Kinetic study of time-integrated activity
Given the activity in the source regions at various time points, the time-activity curve can be derived. To calculate the time-integrated activity, the data must be fitted to a theoretical curve, which is assumed to represent the biokinetics of the radiopharmaceutical. Typically, mono- or bi-exponential curves are used. The accuracy of the fit depends on how closely the actual activity follows the assumed pattern and on the temporal sampling. Ideally, a minimum of three data points should be used to define an exponential phase. If a precise theoretical model is unavailable, or if only a few time points are available, the trapezoidal method can be used [20].
Uncertainty evaluation
Each step of the dosimetry process is affected by uncertainty. The EANM has provided guidelines for calculating the uncertainty of the absorbed dose based on error propagation [37]. Performing uncertainty analysis helps to reduce errors and facilitates comparison between data collected across different centres.

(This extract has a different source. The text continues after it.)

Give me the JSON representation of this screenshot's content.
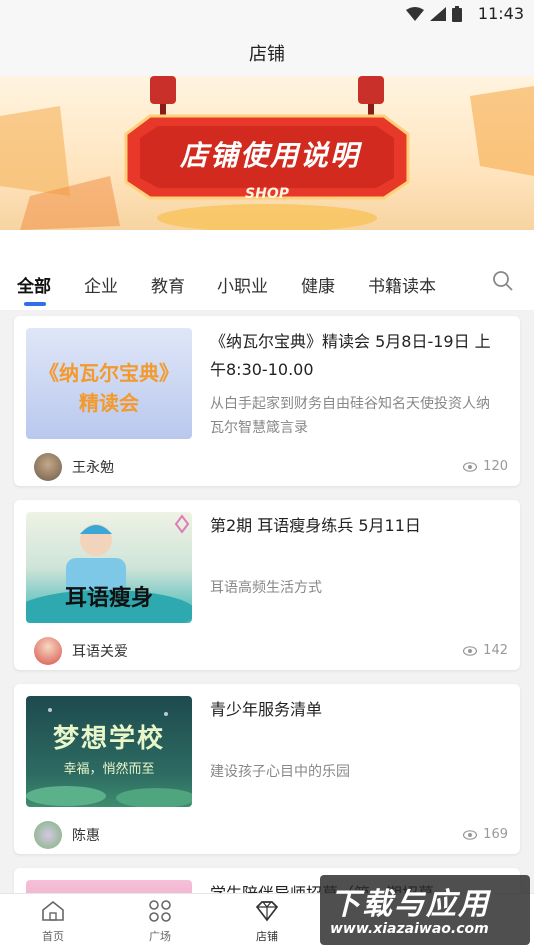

To assess the absorbed dose in the haematopoietic bone marrow, it is necessary to calculate the time-integrated activity in the marrow itself as well as in the rest of the body. The absorbed dose in the marrow, due to the self-irradiation component, can be evaluated using either an image-based method or a blood-based method. The image-based method involves measuring the activity concentration in a bone region where the percentage of haematopoietic marrow is known, such as the L2–L4 vertebrae. The blood-based method involves collecting peripheral blood samples at various time points post- administration, which are then counted. Sampling time points should be selected to adequately represent both the early and later phases (e.g., 5 min, 60 min, 90 min, 120 min, 4 hours, 24 hours, and a later time point). Generally, a bi-exponential function provides a good representation of the time-activity curve (TIA). To derive the TIA for the whole body, measurements must be taken at various time points post-administration. The first measurement should be performed with a full bladder to represent the total activity in the patient's body at time zero. Planar imaging with a gamma camera (in both AP/PA projections to calculate the geometric mean of the counts) or an external probe can be used.